Baca juga  Jaminan Surga Bagi Orang Tua yang Mendidik Anak dengan Baik

Makna doa QS Al-Anbiya ayat 87 sangat dalam. Kalimat pertama menegaskan tauhid, mengingatkan bahwa tidak ada kekuatan lain yang mampu memberi jalan keluar selain Allah. Kalimat kedua adalah bentuk pensucian Allah dari segala kekurangan, sementara kalimat terakhir merupakan pengakuan jujur atas kesalahan dan keterbatasan diri. Kombinasi ketiganya menjadikan doa ini sangat relevan bagi siapa pun yang merasa terjebak dalam situasi sulit dan tidak tahu harus melangkah ke mana.

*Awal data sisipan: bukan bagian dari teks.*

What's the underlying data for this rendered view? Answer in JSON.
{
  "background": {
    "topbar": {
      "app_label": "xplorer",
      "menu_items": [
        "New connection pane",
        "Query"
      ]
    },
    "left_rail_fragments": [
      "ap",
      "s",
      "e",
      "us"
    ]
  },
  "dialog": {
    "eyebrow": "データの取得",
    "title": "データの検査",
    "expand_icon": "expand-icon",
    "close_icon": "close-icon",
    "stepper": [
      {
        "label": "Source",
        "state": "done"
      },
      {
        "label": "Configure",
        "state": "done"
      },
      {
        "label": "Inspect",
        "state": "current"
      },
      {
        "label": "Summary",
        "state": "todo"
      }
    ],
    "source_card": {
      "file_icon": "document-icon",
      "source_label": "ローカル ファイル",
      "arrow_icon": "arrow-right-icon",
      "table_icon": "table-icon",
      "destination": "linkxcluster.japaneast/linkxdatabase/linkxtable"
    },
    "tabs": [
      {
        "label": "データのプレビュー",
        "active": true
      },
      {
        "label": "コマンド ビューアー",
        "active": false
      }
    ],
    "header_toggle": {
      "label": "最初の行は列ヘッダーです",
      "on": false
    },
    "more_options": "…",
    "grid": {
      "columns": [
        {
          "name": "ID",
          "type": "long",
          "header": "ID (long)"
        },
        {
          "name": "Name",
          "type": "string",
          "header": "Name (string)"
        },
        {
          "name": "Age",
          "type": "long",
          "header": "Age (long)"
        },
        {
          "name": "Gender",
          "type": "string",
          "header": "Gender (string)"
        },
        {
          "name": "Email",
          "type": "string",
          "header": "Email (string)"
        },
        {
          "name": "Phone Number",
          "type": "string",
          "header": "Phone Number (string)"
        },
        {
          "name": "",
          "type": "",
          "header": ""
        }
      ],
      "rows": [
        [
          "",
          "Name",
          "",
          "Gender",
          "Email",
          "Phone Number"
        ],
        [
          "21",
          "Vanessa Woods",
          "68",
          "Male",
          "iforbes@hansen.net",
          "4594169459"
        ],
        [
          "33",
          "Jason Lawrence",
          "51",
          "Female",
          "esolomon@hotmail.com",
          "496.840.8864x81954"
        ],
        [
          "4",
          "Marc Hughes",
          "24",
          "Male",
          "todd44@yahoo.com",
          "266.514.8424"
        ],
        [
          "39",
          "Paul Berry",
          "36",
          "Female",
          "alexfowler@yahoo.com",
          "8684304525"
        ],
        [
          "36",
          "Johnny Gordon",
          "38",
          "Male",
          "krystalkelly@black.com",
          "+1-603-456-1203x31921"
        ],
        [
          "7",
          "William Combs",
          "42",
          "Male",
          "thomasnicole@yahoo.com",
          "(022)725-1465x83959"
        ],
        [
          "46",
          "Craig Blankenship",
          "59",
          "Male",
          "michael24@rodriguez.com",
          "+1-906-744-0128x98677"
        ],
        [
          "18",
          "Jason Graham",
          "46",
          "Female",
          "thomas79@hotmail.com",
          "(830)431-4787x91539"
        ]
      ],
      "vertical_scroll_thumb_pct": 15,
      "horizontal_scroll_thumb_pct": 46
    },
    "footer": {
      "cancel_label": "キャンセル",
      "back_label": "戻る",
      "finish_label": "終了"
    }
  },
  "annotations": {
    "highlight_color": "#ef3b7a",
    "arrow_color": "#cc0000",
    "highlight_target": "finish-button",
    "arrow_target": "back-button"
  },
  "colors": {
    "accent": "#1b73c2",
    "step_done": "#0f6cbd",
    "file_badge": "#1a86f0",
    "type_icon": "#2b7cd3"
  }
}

Dalam kehidupan modern, ketidakpastian bisa hadir dalam berbagai bentuk, mulai dari persoalan pekerjaan, hubungan, kesehatan, hingga masa depan yang belum jelas arahnya. QS Al-Anbiya ayat 87 mengajarkan bahwa doa bukan hanya permintaan agar masalah segera selesai, tetapi juga proses menenangkan hati dan meluruskan kembali niat. Doa ini membantu seseorang untuk berhenti sejenak, merenung, dan menyadari bahwa di balik setiap ujian ada hikmah yang sedang disiapkan.

Baca juga  8 Nama Lain Al-Qur’an Ini Punya Makna Mendalam, Sudah Tahu?

Rasulullah SAW juga menganjurkan doa Nabi Yunus ini sebagai bacaan saat berada dalam kesempitan. Doa tersebut bukan hanya untuk kondisi ekstrem, tetapi juga bisa diamalkan dalam keseharian, terutama ketika hati diliputi kegelisahan dan pikiran dipenuhi tanda tanya. Dengan membacanya secara konsisten, seseorang dilatih untuk bersikap rendah hati, sabar, dan penuh tawakal.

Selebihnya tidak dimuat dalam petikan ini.